The 49-year-old, who made his name with YouTube tirades about immigration before entering politics, is polling in third place ahead of Sunday's presidential election.
But polls show the brash MP creeping up on the frontrunners: Jeannette Jara, a communist running on behalf of a broad left-wing coalition, and far-right rival Jose Antonio Kast.
Addressing thousands of supporters in a Santiago park after an AC/DC tribute band warmed up the crowd, Kaiser repeated his threat to expel migrants with criminal records to El Salvador's notorious CECOT prison.
The grandson of a German democratic socialist who fled Hitler's Germany in the 1930s also vowed to pardon police officers convicted of human rights abuses
"We won't tolerate the persecution of those who serve the law," he said, laying out his law-and-order agenda.
Kaiser has outflanked Kast on the right with proposals to bring back the death penalty, close Chile's border with Bolivia, a crossing point for migrants, and calls to fight crime with more "plomo" (bullets).
Kaiser also supports pardons for convicted members of former dictator Augusto Pinochet's regime.
His tough talking has been welcomed by many Chileans living in fear of the foreign organized crime gangs who have spread their tentacles to the tranquil South American country over the past decade.
While Chile remains one of Latin America's safest countries, the gangs have imported brutal tactics, including kidnapping and torture, which have sown terror.

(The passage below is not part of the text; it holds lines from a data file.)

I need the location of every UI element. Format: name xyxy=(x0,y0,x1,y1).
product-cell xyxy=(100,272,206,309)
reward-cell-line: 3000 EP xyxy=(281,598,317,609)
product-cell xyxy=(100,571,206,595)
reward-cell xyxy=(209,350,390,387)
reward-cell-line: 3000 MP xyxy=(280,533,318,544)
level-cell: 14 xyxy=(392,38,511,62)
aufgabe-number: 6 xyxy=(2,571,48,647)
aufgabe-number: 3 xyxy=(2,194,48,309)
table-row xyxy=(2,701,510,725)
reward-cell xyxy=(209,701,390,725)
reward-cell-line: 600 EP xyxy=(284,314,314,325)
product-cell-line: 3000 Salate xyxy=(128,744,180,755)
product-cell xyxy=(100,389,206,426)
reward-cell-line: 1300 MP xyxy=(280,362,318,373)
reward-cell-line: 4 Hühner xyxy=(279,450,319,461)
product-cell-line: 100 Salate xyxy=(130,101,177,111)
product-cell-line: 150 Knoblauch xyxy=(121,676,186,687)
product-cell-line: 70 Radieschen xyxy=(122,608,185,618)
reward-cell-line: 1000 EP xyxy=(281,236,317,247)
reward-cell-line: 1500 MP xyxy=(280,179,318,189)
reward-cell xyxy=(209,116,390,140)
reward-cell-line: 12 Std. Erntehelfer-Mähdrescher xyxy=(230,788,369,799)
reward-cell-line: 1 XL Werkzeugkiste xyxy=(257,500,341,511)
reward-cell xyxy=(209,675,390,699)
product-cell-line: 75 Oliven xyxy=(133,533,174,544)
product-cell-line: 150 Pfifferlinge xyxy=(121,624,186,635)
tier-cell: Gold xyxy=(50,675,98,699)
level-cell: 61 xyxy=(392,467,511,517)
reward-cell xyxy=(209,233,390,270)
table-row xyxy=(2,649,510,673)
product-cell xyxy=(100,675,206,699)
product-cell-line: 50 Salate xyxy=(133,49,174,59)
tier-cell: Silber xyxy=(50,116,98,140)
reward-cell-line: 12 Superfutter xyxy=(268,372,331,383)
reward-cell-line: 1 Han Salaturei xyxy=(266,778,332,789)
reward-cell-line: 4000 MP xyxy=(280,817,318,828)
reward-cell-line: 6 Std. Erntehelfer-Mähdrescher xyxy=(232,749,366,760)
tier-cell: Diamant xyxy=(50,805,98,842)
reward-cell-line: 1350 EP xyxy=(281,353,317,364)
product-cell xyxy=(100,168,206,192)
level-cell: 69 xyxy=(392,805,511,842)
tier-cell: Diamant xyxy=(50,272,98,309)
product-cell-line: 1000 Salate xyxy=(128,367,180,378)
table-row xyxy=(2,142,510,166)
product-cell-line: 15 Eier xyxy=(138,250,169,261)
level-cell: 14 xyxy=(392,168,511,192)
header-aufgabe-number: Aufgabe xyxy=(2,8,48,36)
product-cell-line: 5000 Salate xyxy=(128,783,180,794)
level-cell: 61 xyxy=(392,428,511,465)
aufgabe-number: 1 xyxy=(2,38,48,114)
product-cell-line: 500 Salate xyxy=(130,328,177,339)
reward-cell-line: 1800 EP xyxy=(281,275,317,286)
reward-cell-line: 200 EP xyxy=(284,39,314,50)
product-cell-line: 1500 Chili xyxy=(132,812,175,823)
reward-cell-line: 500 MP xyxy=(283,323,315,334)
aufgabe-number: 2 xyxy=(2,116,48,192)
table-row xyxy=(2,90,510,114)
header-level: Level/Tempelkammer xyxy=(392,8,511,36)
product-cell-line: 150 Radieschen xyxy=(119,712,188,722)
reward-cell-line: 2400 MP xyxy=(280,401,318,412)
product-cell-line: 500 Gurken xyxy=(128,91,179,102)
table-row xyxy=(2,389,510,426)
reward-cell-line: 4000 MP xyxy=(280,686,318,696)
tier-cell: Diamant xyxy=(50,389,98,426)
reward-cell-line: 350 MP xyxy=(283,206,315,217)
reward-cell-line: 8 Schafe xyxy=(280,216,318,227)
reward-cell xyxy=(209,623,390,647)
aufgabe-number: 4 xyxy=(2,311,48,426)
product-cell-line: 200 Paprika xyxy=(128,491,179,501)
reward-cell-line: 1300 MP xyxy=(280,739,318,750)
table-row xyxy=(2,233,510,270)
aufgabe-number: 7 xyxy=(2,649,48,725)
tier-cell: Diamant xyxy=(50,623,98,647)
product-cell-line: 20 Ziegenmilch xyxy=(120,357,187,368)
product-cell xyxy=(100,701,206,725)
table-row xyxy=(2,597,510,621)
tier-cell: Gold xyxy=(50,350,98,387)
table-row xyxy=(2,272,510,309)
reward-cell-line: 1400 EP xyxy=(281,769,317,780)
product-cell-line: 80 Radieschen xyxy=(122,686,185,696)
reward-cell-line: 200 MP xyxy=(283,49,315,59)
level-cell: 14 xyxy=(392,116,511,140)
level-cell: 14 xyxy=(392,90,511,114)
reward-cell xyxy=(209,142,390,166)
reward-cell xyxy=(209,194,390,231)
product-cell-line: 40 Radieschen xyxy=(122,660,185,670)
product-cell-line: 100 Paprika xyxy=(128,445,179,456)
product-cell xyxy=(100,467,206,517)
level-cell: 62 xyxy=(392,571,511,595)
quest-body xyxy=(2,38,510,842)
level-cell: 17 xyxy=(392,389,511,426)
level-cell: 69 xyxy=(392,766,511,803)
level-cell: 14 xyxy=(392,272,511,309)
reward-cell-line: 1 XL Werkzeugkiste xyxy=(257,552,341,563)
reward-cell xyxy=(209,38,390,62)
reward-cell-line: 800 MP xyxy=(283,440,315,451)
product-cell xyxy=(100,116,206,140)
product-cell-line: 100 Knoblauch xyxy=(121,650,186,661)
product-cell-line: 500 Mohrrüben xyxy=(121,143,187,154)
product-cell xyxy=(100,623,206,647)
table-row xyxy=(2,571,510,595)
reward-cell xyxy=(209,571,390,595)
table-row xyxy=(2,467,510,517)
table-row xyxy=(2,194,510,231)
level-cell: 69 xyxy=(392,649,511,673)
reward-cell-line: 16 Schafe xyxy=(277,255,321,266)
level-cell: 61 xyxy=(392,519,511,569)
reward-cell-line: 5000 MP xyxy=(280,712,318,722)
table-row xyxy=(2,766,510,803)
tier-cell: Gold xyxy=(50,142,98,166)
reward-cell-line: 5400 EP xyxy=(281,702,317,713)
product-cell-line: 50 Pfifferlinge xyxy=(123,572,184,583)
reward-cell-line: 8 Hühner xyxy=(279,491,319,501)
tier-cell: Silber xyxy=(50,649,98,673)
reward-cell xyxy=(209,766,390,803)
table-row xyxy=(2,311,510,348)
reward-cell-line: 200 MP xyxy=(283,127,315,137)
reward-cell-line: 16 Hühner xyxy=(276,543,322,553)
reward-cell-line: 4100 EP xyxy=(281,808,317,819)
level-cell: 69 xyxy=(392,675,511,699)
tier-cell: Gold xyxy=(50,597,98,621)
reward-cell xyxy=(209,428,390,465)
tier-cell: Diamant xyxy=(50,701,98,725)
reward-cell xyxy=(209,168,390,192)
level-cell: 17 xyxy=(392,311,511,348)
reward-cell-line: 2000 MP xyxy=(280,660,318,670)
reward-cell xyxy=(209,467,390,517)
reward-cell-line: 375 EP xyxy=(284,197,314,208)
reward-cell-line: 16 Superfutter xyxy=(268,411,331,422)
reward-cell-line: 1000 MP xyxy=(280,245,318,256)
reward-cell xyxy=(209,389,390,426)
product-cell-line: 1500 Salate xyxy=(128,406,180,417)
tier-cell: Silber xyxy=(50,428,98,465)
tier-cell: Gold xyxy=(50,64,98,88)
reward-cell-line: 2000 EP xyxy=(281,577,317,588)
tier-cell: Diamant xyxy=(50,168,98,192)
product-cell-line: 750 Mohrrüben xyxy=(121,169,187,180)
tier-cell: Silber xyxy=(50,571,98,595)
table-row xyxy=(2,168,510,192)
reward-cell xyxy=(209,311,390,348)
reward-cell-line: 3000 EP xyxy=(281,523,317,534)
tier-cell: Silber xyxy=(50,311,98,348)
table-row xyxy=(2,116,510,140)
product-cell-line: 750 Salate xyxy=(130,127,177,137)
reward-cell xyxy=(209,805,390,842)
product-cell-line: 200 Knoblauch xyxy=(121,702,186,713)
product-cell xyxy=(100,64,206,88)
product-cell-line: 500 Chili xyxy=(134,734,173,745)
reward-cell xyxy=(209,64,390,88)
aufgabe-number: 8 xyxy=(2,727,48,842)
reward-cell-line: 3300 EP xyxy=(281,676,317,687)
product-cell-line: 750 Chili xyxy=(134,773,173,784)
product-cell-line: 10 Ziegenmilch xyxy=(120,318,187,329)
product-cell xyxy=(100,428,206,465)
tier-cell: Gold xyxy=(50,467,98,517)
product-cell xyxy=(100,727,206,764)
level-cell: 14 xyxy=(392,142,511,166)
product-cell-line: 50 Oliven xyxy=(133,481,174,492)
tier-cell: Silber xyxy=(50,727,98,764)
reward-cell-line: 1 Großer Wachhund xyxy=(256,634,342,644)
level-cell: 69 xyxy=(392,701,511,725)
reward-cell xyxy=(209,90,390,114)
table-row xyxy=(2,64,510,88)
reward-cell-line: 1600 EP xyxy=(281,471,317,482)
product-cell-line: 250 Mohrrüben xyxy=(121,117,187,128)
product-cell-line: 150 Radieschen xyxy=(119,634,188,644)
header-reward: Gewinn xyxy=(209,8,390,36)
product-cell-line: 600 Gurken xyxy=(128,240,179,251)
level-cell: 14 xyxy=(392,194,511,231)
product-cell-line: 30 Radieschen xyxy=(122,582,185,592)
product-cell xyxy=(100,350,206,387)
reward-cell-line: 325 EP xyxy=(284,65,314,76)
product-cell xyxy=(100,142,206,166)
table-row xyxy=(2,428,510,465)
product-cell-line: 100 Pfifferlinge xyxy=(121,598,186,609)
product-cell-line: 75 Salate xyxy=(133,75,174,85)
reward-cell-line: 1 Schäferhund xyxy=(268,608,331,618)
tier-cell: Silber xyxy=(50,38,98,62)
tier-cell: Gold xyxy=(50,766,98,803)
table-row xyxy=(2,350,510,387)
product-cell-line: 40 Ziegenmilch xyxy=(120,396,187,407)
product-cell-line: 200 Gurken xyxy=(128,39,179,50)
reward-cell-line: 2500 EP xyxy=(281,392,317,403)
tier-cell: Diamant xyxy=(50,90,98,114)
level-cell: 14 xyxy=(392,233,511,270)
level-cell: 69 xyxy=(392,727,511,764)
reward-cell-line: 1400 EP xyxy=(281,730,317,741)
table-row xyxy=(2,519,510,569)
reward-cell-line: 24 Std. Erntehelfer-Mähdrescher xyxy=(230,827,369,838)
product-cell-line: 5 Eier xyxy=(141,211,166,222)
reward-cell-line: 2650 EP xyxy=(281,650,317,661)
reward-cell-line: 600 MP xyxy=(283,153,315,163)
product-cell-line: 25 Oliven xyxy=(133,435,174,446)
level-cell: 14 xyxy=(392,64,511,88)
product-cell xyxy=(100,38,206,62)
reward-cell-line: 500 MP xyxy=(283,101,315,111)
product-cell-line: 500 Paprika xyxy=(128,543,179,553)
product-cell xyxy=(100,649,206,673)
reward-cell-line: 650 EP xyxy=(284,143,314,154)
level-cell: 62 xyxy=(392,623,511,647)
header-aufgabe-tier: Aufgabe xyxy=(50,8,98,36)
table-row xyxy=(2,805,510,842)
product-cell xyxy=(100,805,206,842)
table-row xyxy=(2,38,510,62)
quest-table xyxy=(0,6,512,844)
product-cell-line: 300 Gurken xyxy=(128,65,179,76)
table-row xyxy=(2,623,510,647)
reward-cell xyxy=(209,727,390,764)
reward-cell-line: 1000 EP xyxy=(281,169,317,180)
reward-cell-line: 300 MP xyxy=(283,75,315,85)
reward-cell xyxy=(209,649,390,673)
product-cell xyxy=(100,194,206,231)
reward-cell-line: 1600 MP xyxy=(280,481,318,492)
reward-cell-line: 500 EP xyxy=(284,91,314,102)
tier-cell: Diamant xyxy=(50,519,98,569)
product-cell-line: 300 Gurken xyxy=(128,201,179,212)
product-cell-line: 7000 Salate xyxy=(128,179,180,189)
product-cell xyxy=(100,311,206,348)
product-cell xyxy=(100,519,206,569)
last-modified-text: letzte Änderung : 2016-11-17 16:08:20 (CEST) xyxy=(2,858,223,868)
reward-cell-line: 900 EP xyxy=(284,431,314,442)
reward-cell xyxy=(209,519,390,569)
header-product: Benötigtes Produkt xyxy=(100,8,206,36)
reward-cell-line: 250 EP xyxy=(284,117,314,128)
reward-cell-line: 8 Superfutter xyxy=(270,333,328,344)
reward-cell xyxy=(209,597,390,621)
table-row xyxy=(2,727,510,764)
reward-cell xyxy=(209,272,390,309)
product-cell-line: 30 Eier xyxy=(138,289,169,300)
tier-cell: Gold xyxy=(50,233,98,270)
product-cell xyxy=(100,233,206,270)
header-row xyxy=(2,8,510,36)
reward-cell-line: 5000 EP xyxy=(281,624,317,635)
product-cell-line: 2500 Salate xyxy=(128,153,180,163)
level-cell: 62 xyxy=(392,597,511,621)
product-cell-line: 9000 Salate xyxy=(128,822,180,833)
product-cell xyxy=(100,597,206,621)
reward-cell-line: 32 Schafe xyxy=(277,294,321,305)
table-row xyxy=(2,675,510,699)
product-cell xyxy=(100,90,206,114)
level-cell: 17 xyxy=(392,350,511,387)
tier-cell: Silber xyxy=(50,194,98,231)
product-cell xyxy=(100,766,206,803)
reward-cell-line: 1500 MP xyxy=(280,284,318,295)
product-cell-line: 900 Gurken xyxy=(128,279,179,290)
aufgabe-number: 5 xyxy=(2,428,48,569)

Teresita Andrea Gonzalez, a 27-year-old social worker, who attended Wednesday's rally wrapped in the national flag, praised Kaiser for "wanting to defend Chile from narcos who don't let us sleep easy and from foreigners who come to cause harm."
Lukas Von Meyenn, a quiet-spoken 19-year-old student, said he was attracted by Kaiser's family values, including his opposition to abortion.
Access to abortion is heavily restricted in Chile but a bill before parliament would make it available up to 14 weeks of pregnancy.
On the economic front, Kaiser has taken a leaf out of Argentine Milei's book by vowing to slash what he calls a bloated state.
"We will have to fire people," he said, referring to civil servants, while assuring his program would create "enough economic growth for them to find work."